Father Tony Krotki, the Catholic priest who has been at St. Stephen’s Church in Iglulik for the past nine years, said he had heard of the allegations against Dejaeger when he came to do his ministry in the community.

Krotki said he believed when he began serving in Iglulik it might be difficult for him as perhaps he would remind the community of Dejaeger.

“I see those people (the complainants) in the church, some of them very often. So that means that they have been able to bring closure and forgiveness. Some others might not,” he said.

Since the news broke of Dejaeger’s contact with Belgian police, Krotki said he has not heard any comments.

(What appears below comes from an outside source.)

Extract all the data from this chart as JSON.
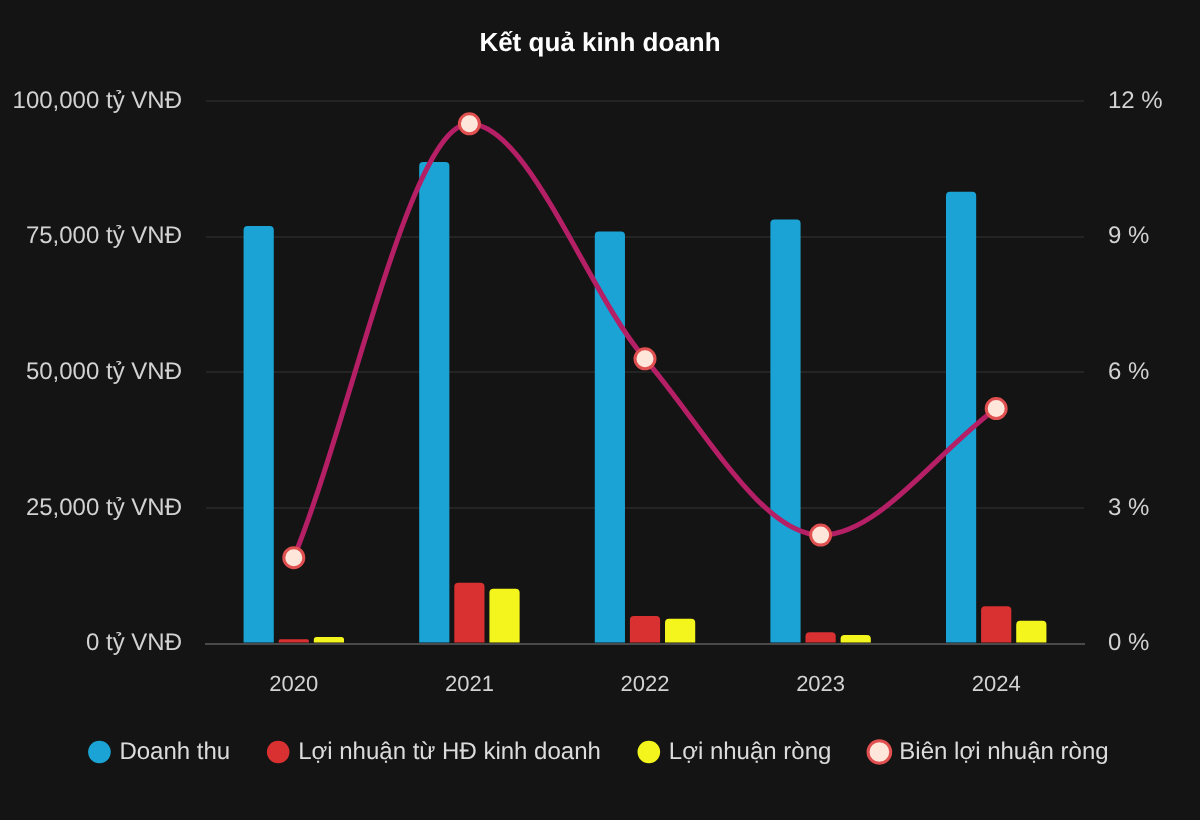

“Not one of them has been talking to me about it, ever,” he said of the complainants. “I don’t know what to really think about it, unless they will come and express their thoughts on it or their feelings.”

No one has spoken to the hamlet office regarding this issue, said Celestino Uyarak, the acting senior administrative officer.

“To this day, this office has not received any comments or complaints,” he said. “But the community is just starting to find out about the story and I am sure someone is not too happy about this.”